The Infra Red Café on New Britain Avenue featured topless dancers and had been the site of numerous incidents of criminal activity, such as underage dancers, fights that included weapons, noise problems and numerous infractions of a lesser nature.

This article by Olivia L. Lawrence from the paper’s January 20 edition gives more details on the legal battle:

A little known process, known as a remonstrance, has triggered the state to further scrutinize the Infra Red Café liquor license at a hearing Feb. 16.

A petition for a remonstrance, filed on behalf of 19 residents who live near the 237 New Britain Road topless bar, will bring formal complaints about the establishment to the liquor commission.

Kurt Kemmling, of 226 New Britain Road, spearheaded the petition and acts in the capacity of “agent” (the designation of the person who submits the petition and is the contact person on the matter.)

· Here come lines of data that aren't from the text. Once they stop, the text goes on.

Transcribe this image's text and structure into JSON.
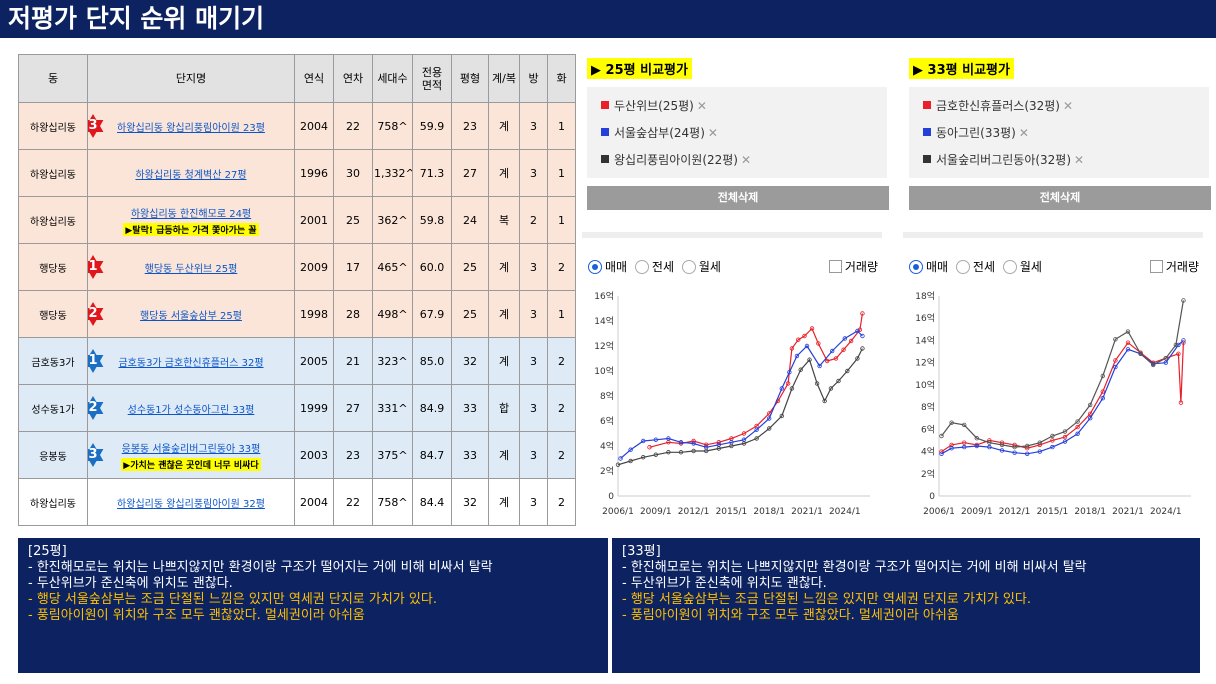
{
  "page": {
    "title": "저평가 단지 순위 매기기"
  },
  "table": {
    "headers": [
      "동",
      "단지명",
      "연식",
      "연차",
      "세대수",
      "전용면적",
      "평형",
      "계/복",
      "방",
      "화"
    ],
    "rows": [
      {
        "dong": "하왕십리동",
        "name": "하왕십리동 왕십리풍림아이원 23평",
        "note": "",
        "badge": "3",
        "badge_color": "#e0161d",
        "year": "2004",
        "age": "22",
        "units": "758^",
        "area": "59.9",
        "pyeong": "23",
        "type": "계",
        "rooms": "3",
        "baths": "1",
        "tone": "warm"
      },
      {
        "dong": "하왕십리동",
        "name": "하왕십리동 청계벽산 27평",
        "note": "",
        "badge": "",
        "badge_color": "",
        "year": "1996",
        "age": "30",
        "units": "1,332^",
        "area": "71.3",
        "pyeong": "27",
        "type": "계",
        "rooms": "3",
        "baths": "1",
        "tone": "warm"
      },
      {
        "dong": "하왕십리동",
        "name": "하왕십리동 한진해모로 24평",
        "note": "▶탈락! 급등하는 가격 쫓아가는 꼴",
        "badge": "",
        "badge_color": "",
        "year": "2001",
        "age": "25",
        "units": "362^",
        "area": "59.8",
        "pyeong": "24",
        "type": "복",
        "rooms": "2",
        "baths": "1",
        "tone": "warm"
      },
      {
        "dong": "행당동",
        "name": "행당동 두산위브 25평",
        "note": "",
        "badge": "1",
        "badge_color": "#e0161d",
        "year": "2009",
        "age": "17",
        "units": "465^",
        "area": "60.0",
        "pyeong": "25",
        "type": "계",
        "rooms": "3",
        "baths": "2",
        "tone": "warm"
      },
      {
        "dong": "행당동",
        "name": "행당동 서울숲삼부 25평",
        "note": "",
        "badge": "2",
        "badge_color": "#e0161d",
        "year": "1998",
        "age": "28",
        "units": "498^",
        "area": "67.9",
        "pyeong": "25",
        "type": "계",
        "rooms": "3",
        "baths": "1",
        "tone": "warm"
      },
      {
        "dong": "금호동3가",
        "name": "금호동3가 금호한신휴플러스 32평",
        "note": "",
        "badge": "1",
        "badge_color": "#1a6fc4",
        "year": "2005",
        "age": "21",
        "units": "323^",
        "area": "85.0",
        "pyeong": "32",
        "type": "계",
        "rooms": "3",
        "baths": "2",
        "tone": "cool"
      },
      {
        "dong": "성수동1가",
        "name": "성수동1가 성수동아그린 33평",
        "note": "",
        "badge": "2",
        "badge_color": "#1a6fc4",
        "year": "1999",
        "age": "27",
        "units": "331^",
        "area": "84.9",
        "pyeong": "33",
        "type": "합",
        "rooms": "3",
        "baths": "2",
        "tone": "cool"
      },
      {
        "dong": "응봉동",
        "name": "응봉동 서울숲리버그린동아 33평",
        "note": "▶가치는 괜찮은 곳인데 너무 비싸다",
        "badge": "3",
        "badge_color": "#1a6fc4",
        "year": "2003",
        "age": "23",
        "units": "375^",
        "area": "84.7",
        "pyeong": "33",
        "type": "계",
        "rooms": "3",
        "baths": "2",
        "tone": "cool"
      },
      {
        "dong": "하왕십리동",
        "name": "하왕십리동 왕십리풍림아이원 32평",
        "note": "",
        "badge": "",
        "badge_color": "",
        "year": "2004",
        "age": "22",
        "units": "758^",
        "area": "84.4",
        "pyeong": "32",
        "type": "계",
        "rooms": "3",
        "baths": "2",
        "tone": "plain"
      }
    ]
  },
  "compare25": {
    "title": "25평 비교평가",
    "items": [
      {
        "label": "두산위브(25평)",
        "color": "#e8202a"
      },
      {
        "label": "서울숲삼부(24평)",
        "color": "#2440d8"
      },
      {
        "label": "왕십리풍림아이원(22평)",
        "color": "#333333"
      }
    ],
    "delete_label": "전체삭제",
    "radios": [
      "매매",
      "전세",
      "월세"
    ],
    "checkbox": "거래량"
  },
  "compare33": {
    "title": "33평 비교평가",
    "items": [
      {
        "label": "금호한신휴플러스(32평)",
        "color": "#e8202a"
      },
      {
        "label": "동아그린(33평)",
        "color": "#2440d8"
      },
      {
        "label": "서울숲리버그린동아(32평)",
        "color": "#333333"
      }
    ],
    "delete_label": "전체삭제",
    "radios": [
      "매매",
      "전세",
      "월세"
    ],
    "checkbox": "거래량"
  },
  "chart_data": [
    {
      "type": "line",
      "ylim": [
        0,
        16
      ],
      "yticks": [
        "0",
        "2억",
        "4억",
        "6억",
        "8억",
        "10억",
        "12억",
        "14억",
        "16억"
      ],
      "xticks": [
        "2006/1",
        "2009/1",
        "2012/1",
        "2015/1",
        "2018/1",
        "2021/1",
        "2024/1"
      ],
      "xlim": [
        2006,
        2026
      ],
      "series": [
        {
          "color": "#e8202a",
          "points": [
            [
              2008.5,
              3.9
            ],
            [
              2010,
              4.3
            ],
            [
              2011,
              4.2
            ],
            [
              2012,
              4.4
            ],
            [
              2013,
              4.1
            ],
            [
              2014,
              4.3
            ],
            [
              2015,
              4.6
            ],
            [
              2016,
              5.0
            ],
            [
              2017,
              5.6
            ],
            [
              2018,
              6.6
            ],
            [
              2018.7,
              7.6
            ],
            [
              2019.5,
              9.0
            ],
            [
              2019.8,
              11.8
            ],
            [
              2020.3,
              12.5
            ],
            [
              2020.8,
              12.8
            ],
            [
              2021.4,
              13.4
            ],
            [
              2021.9,
              12.2
            ],
            [
              2022.6,
              10.8
            ],
            [
              2023.3,
              11.0
            ],
            [
              2023.9,
              11.7
            ],
            [
              2024.5,
              12.4
            ],
            [
              2025.2,
              13.3
            ],
            [
              2025.4,
              14.6
            ]
          ]
        },
        {
          "color": "#2440d8",
          "points": [
            [
              2006.2,
              3.0
            ],
            [
              2007,
              3.7
            ],
            [
              2008,
              4.4
            ],
            [
              2009,
              4.5
            ],
            [
              2010,
              4.6
            ],
            [
              2011,
              4.3
            ],
            [
              2012,
              4.2
            ],
            [
              2013,
              3.9
            ],
            [
              2014,
              4.1
            ],
            [
              2015,
              4.3
            ],
            [
              2016,
              4.5
            ],
            [
              2017,
              5.3
            ],
            [
              2018,
              6.2
            ],
            [
              2019,
              8.6
            ],
            [
              2019.6,
              9.9
            ],
            [
              2020.2,
              11.2
            ],
            [
              2021,
              12.0
            ],
            [
              2022,
              10.4
            ],
            [
              2023,
              11.6
            ],
            [
              2024,
              12.6
            ],
            [
              2025,
              13.2
            ],
            [
              2025.4,
              12.8
            ]
          ]
        },
        {
          "color": "#444444",
          "points": [
            [
              2006,
              2.5
            ],
            [
              2007,
              2.8
            ],
            [
              2008,
              3.1
            ],
            [
              2009,
              3.3
            ],
            [
              2010,
              3.5
            ],
            [
              2011,
              3.5
            ],
            [
              2012,
              3.6
            ],
            [
              2013,
              3.6
            ],
            [
              2014,
              3.8
            ],
            [
              2015,
              4.0
            ],
            [
              2016,
              4.2
            ],
            [
              2017,
              4.6
            ],
            [
              2018,
              5.4
            ],
            [
              2019,
              6.4
            ],
            [
              2019.8,
              8.6
            ],
            [
              2020.5,
              10.1
            ],
            [
              2021.2,
              10.9
            ],
            [
              2021.8,
              9.0
            ],
            [
              2022.4,
              7.6
            ],
            [
              2022.9,
              8.6
            ],
            [
              2023.5,
              9.2
            ],
            [
              2024.2,
              10.0
            ],
            [
              2025,
              11.0
            ],
            [
              2025.4,
              11.8
            ]
          ]
        }
      ]
    },
    {
      "type": "line",
      "ylim": [
        0,
        18
      ],
      "yticks": [
        "0",
        "2억",
        "4억",
        "6억",
        "8억",
        "10억",
        "12억",
        "14억",
        "16억",
        "18억"
      ],
      "xticks": [
        "2006/1",
        "2009/1",
        "2012/1",
        "2015/1",
        "2018/1",
        "2021/1",
        "2024/1"
      ],
      "xlim": [
        2006,
        2026
      ],
      "series": [
        {
          "color": "#e8202a",
          "points": [
            [
              2006.2,
              4.0
            ],
            [
              2007,
              4.6
            ],
            [
              2008,
              4.8
            ],
            [
              2009,
              4.6
            ],
            [
              2010,
              5.0
            ],
            [
              2011,
              4.8
            ],
            [
              2012,
              4.6
            ],
            [
              2013,
              4.3
            ],
            [
              2014,
              4.6
            ],
            [
              2015,
              5.0
            ],
            [
              2016,
              5.3
            ],
            [
              2017,
              6.2
            ],
            [
              2018,
              7.4
            ],
            [
              2019,
              9.4
            ],
            [
              2020,
              12.2
            ],
            [
              2021,
              13.8
            ],
            [
              2022,
              12.9
            ],
            [
              2023,
              12.0
            ],
            [
              2024,
              12.4
            ],
            [
              2025,
              12.8
            ],
            [
              2025.2,
              8.4
            ],
            [
              2025.4,
              13.8
            ]
          ]
        },
        {
          "color": "#2440d8",
          "points": [
            [
              2006.2,
              3.8
            ],
            [
              2007,
              4.3
            ],
            [
              2008,
              4.4
            ],
            [
              2009,
              4.5
            ],
            [
              2010,
              4.4
            ],
            [
              2011,
              4.1
            ],
            [
              2012,
              3.9
            ],
            [
              2013,
              3.8
            ],
            [
              2014,
              4.0
            ],
            [
              2015,
              4.4
            ],
            [
              2016,
              4.9
            ],
            [
              2017,
              5.6
            ],
            [
              2018,
              7.0
            ],
            [
              2019,
              8.8
            ],
            [
              2020,
              11.6
            ],
            [
              2021,
              13.2
            ],
            [
              2022,
              12.8
            ],
            [
              2023,
              11.9
            ],
            [
              2024,
              12.0
            ],
            [
              2025,
              13.6
            ],
            [
              2025.4,
              14.0
            ]
          ]
        },
        {
          "color": "#555555",
          "points": [
            [
              2006.2,
              5.4
            ],
            [
              2007,
              6.6
            ],
            [
              2008,
              6.4
            ],
            [
              2009,
              5.2
            ],
            [
              2010,
              4.8
            ],
            [
              2011,
              4.6
            ],
            [
              2012,
              4.4
            ],
            [
              2013,
              4.5
            ],
            [
              2014,
              4.8
            ],
            [
              2015,
              5.4
            ],
            [
              2016,
              5.8
            ],
            [
              2017,
              6.7
            ],
            [
              2018,
              8.2
            ],
            [
              2019,
              10.8
            ],
            [
              2020,
              14.1
            ],
            [
              2021,
              14.8
            ],
            [
              2022,
              12.8
            ],
            [
              2023,
              11.8
            ],
            [
              2024,
              12.4
            ],
            [
              2024.8,
              13.6
            ],
            [
              2025.4,
              17.6
            ]
          ]
        }
      ]
    }
  ],
  "notes": [
    {
      "heading": "[25평]",
      "lines": [
        {
          "text": "- 한진해모로는 위치는 나쁘지않지만 환경이랑 구조가 떨어지는 거에 비해 비싸서 탈락",
          "style": "white"
        },
        {
          "text": "- 두산위브가 준신축에 위치도 괜찮다.",
          "style": "white"
        },
        {
          "text": "- 행당 서울숲삼부는 조금 단절된 느낌은 있지만 역세권 단지로 가치가 있다.",
          "style": "yellow"
        },
        {
          "text": "- 풍림아이원이 위치와 구조 모두 괜찮았다. 멀세권이라 아쉬움",
          "style": "yellow"
        }
      ]
    },
    {
      "heading": "[33평]",
      "lines": [
        {
          "text": "- 한진해모로는 위치는 나쁘지않지만 환경이랑 구조가 떨어지는 거에 비해 비싸서 탈락",
          "style": "white"
        },
        {
          "text": "- 두산위브가 준신축에 위치도 괜찮다.",
          "style": "white"
        },
        {
          "text": "- 행당 서울숲삼부는 조금 단절된 느낌은 있지만 역세권 단지로 가치가 있다.",
          "style": "yellow"
        },
        {
          "text": "- 풍림아이원이 위치와 구조 모두 괜찮았다. 멀세권이라 아쉬움",
          "style": "yellow"
        }
      ]
    }
  ]
}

He said the remonstrance is a tool more citizens need to know about when it comes to problems with bars in their neighborhood. Kemmling also would like to see more Berlin residents get involved with the upcoming hearing on the Infra Red.

The petition describes the bar as “a nuisance to the community and (it has been) the scene of numerous shooting, fights, disturbances since they have been in business…”

According to the Department of Consumer Protection, a remonstrance is the opportunity for the general public to voice its formal objection to either a new liquor permit application or the renewal of an existing liquor permit within its town…

Kemmling said, at this time, he does not know how many of those who signed the petition, besides himself, will be at the hearing at the Department of Consumer Protection, Liquor Control Division, in Hartford. He said he is confident that many others in the neighborhood are in support of his effort as an earlier petition, delivered to the club management and not to officials, was signed by close to 250 residents…

Kemmling said he tried numerous times to open a dialogue with staff and management at the club but they refused to respond.

“We don’t think they want to be neighborly, they’re disruptive, and without their willingness to speak to us, they are showing a lack of concern for their neighbors,” he said. “It’s an eyesore in the community and dangerous.”

In May 2005, the Infra Red was the scene of a fight that left one man unconscious. In April the manger, Kenneth Pina, was arrested after police determined that two young women, a 19-year-old and a 18-year-old, were dancing at the club. The café features exotic dancers. In 2004, the club ran into licensing delays, as an adult entertainment business, when it failed to provide a list of all employees to the police department as is required. Police run background checks on employees as part of the application process…

The DCP can revoke or refuse a liquor permit for reasonable cause on a number of counts, including that the place is a lewd or disorderly establishment.